Nella ricostruzione da ultimo offerta da Cass. sez. 2, 28/09/2015, n. 19131 (ma si veda anche Cass. Sez. 2, 16/05/2011, n. 10754), dunque, soltanto se risulti dimostrata una sicura divergenza tra l’interesse istituzionale del condominio e specifiche ragioni personali di determinati singoli partecipanti, i quali non si siano astenuti ed abbiano, perciò, concorso con il loro voto a formare la maggioranza assembleare, la deliberazione approvata sarà invalida. L’invalidità della delibera discende, quindi, non solo dalla verifica del voto determinante dei condòmini aventi un interesse in conflitto con quello del condominio (e che, perciò, abbiano abusato del diritto di voto in assemblea), ma altresì dalla dannosità, sia pure soltanto potenziale, della stessa deliberazione.
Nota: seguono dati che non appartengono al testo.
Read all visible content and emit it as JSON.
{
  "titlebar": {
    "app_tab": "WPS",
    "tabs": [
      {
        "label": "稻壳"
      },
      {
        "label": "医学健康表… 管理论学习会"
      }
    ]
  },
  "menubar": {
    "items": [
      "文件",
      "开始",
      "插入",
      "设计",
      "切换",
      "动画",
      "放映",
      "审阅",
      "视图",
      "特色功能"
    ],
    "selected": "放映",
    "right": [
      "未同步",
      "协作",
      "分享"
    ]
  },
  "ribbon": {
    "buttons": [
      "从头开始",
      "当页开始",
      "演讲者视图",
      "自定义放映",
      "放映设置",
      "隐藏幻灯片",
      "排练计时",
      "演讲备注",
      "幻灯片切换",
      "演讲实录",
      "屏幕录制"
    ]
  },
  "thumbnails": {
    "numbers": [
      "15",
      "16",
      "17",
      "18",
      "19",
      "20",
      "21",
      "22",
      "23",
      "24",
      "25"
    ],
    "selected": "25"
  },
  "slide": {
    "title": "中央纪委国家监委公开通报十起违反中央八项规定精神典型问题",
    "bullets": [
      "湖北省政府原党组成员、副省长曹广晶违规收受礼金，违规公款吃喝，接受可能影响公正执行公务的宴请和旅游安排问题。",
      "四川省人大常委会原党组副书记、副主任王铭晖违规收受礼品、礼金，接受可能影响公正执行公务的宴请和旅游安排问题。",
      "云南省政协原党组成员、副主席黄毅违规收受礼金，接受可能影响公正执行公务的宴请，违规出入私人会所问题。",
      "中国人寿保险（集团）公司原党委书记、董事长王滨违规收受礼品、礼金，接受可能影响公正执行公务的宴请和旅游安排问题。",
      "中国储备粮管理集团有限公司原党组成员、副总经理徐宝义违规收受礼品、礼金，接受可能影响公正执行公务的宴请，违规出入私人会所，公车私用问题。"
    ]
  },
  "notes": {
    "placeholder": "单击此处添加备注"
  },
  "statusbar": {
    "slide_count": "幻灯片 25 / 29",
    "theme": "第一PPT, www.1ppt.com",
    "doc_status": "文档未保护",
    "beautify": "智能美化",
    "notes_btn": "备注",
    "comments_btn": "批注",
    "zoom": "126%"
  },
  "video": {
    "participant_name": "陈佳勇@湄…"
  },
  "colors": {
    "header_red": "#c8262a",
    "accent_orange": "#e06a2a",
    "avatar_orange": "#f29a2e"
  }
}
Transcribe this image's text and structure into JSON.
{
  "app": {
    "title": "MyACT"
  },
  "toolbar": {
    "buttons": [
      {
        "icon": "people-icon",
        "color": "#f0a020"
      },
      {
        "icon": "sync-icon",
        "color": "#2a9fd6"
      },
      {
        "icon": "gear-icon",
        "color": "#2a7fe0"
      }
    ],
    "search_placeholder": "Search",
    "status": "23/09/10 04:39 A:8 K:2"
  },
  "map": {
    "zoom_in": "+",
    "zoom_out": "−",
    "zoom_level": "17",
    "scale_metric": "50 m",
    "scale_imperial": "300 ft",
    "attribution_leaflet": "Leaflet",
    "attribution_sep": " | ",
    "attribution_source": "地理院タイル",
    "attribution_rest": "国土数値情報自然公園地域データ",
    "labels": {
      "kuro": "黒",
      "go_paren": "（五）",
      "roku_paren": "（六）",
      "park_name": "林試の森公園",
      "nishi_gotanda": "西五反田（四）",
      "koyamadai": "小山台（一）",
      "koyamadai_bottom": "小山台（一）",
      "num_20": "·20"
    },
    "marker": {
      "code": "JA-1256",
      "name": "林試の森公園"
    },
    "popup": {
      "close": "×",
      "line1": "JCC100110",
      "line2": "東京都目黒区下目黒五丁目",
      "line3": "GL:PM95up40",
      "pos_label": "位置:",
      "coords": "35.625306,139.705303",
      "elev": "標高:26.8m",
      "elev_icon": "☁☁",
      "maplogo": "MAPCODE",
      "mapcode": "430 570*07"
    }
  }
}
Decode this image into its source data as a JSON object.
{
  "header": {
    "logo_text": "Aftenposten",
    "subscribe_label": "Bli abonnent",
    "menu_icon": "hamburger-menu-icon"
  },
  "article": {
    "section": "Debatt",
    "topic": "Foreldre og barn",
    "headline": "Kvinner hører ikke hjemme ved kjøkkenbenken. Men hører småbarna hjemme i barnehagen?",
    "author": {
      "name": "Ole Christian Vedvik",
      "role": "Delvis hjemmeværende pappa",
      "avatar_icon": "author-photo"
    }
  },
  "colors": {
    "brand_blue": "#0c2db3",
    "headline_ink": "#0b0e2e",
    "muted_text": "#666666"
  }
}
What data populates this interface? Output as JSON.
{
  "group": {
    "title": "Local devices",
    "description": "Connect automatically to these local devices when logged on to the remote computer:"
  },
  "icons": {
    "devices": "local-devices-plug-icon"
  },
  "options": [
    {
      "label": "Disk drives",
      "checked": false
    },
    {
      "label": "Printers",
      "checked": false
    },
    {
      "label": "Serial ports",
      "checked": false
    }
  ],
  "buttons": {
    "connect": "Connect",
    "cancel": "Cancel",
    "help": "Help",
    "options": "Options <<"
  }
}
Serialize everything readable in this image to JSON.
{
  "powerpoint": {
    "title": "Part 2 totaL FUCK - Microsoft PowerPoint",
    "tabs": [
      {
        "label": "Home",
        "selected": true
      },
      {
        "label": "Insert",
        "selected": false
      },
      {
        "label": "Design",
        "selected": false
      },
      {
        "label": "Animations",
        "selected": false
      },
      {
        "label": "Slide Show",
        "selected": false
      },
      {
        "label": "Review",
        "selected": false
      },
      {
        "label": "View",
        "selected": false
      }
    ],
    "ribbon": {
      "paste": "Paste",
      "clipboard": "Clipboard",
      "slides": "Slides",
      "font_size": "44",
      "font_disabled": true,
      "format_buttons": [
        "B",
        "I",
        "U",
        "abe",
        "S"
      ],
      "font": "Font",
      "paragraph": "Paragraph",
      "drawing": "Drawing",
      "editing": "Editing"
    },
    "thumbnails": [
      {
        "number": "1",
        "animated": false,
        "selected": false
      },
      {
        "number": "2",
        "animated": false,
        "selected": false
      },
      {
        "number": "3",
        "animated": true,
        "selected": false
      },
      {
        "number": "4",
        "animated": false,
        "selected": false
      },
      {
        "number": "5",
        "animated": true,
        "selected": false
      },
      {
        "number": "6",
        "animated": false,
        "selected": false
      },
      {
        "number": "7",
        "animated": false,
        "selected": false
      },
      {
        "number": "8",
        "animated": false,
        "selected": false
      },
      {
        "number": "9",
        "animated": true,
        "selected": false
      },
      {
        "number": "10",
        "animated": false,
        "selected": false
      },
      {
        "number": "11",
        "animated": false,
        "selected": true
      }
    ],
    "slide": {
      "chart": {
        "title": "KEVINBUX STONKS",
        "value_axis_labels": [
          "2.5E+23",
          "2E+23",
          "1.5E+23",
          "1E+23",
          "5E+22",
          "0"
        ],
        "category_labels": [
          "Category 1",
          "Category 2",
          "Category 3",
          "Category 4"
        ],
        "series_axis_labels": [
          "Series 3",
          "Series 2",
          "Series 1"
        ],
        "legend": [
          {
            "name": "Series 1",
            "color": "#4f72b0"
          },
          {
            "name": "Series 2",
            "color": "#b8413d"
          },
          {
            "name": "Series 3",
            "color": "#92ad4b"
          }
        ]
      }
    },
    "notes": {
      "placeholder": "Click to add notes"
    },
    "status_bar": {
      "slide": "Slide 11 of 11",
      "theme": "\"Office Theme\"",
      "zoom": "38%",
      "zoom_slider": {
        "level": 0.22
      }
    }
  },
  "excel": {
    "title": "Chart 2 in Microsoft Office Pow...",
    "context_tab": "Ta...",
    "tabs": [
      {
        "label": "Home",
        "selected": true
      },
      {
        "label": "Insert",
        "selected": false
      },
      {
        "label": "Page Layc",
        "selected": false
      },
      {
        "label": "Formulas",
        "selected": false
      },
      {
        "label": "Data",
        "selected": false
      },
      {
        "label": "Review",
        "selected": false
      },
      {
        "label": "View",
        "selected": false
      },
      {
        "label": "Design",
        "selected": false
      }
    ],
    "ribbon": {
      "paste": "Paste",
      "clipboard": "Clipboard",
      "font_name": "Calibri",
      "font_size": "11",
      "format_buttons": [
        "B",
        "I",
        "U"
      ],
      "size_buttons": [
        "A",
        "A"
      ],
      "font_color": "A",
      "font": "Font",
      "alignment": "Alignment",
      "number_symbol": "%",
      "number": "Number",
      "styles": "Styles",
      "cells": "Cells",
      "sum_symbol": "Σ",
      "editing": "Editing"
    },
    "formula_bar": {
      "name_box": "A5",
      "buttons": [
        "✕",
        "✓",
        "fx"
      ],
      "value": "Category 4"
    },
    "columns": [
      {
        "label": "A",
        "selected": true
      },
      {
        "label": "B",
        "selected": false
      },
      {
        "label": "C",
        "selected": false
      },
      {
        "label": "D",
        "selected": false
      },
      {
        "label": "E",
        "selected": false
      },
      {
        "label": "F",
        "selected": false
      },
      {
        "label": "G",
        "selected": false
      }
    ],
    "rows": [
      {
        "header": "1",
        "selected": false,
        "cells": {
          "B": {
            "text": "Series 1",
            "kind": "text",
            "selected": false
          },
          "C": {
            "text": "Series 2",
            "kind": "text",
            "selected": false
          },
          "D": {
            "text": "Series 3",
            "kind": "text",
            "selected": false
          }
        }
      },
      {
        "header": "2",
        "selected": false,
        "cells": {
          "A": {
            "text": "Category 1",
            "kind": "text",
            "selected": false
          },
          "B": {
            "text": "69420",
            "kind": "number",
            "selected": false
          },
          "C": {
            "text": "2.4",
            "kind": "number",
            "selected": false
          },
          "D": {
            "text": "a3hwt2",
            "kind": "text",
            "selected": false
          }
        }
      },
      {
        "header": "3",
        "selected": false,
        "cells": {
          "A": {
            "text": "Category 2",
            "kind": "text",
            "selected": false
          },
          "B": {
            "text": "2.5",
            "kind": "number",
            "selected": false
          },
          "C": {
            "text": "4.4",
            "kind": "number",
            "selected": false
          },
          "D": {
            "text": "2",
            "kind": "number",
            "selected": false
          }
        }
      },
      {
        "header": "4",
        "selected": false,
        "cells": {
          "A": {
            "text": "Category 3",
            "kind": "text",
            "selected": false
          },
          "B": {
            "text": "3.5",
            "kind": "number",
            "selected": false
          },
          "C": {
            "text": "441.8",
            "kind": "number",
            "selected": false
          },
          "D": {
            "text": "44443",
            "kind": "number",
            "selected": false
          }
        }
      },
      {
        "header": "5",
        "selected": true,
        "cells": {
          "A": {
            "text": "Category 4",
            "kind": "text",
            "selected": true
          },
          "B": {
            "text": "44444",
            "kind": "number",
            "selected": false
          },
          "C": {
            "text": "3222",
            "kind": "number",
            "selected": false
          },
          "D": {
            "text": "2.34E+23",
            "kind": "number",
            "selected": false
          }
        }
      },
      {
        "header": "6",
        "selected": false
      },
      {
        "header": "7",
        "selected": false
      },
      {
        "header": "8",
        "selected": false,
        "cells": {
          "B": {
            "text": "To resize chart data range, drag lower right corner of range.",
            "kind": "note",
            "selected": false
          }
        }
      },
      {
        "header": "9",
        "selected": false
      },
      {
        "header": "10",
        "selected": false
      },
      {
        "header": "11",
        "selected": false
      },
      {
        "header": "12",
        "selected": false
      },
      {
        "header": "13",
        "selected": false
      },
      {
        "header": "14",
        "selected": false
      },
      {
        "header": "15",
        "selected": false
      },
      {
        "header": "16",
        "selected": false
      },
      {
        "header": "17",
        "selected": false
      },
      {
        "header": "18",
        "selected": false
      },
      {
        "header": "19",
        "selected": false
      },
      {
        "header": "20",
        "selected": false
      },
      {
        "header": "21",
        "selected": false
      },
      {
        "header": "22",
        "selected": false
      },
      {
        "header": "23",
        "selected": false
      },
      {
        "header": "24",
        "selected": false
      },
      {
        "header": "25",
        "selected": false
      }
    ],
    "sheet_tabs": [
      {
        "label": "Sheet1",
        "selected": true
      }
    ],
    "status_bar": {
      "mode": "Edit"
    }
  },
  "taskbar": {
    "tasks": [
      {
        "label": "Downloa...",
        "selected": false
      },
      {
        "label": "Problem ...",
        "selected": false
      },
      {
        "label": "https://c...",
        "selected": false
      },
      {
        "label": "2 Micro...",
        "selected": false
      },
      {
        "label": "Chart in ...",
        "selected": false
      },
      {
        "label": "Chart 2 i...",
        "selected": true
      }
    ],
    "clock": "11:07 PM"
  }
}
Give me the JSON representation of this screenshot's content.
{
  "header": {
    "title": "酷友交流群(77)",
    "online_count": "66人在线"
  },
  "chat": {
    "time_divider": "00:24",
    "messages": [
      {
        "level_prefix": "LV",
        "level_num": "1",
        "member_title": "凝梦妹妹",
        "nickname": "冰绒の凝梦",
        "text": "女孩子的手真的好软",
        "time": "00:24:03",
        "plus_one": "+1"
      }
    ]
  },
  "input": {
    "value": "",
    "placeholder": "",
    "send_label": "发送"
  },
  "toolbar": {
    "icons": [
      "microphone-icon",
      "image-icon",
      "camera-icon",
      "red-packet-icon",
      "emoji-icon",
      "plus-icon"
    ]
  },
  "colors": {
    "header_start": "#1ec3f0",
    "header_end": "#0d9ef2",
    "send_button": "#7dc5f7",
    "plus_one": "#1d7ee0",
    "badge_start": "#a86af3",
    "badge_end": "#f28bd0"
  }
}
Il vizio della deliberazione approvata con il voto decisivo dei condòmini in conflitto ricorre, in particolare, quando la stessa sia diretta al soddisfacimento di interessi extracondominiali, ovvero di esigenze lesive dell’interesse condominiale all’utilizzazione, al godimento ed alla gestione delle parti comuni dell’edificio. In ogni modo, il sindacato del giudice sulle delibere condominiali deve pur sempre limitarsi al riscontro della loro legittimità, e non può estendersi alla valutazione del merito, ovvero dell’opportunità, ed al controllo del potere discrezionale che l’assemblea esercita quale organo sovrano della volontà dei partecipanti (si veda, ad esempio, Cass. sez. 2, 20/06/2012, n. 10199).
L’impugnazione ex art. 1137 c.c., grazie anche al rinvio all’art. 1109 c.c. consentito dall’art. 1139 c.c., si amplia al più all’ipotesi in cui la delibera ecceda dai poteri dell’organo assembleare, non potendosi consentire alla maggioranza del collegio, distolta dal perseguimento di interessi particolari, di ledere l’interesse collettivo. Allorchè la decisione dell’assemblea sia deviata dal suo modo di essere, perché viene formata con il voto determinante di partecipanti ispirati da finalità extracondominiali, al giudice non può quindi chiedersi comunque di controllare l’opportunità o la convenienza della soluzione adottata dal collegio, quanto, piuttosto, di stabilire che essa non costituisca il risultato del legittimo esercizio del potere discrezionale dell’organo deliberante (cfr. Cass. sez. 6 2, 21/02/2014, n. 4216; Cass. sez. 2, 14/10/2008, n. 25128).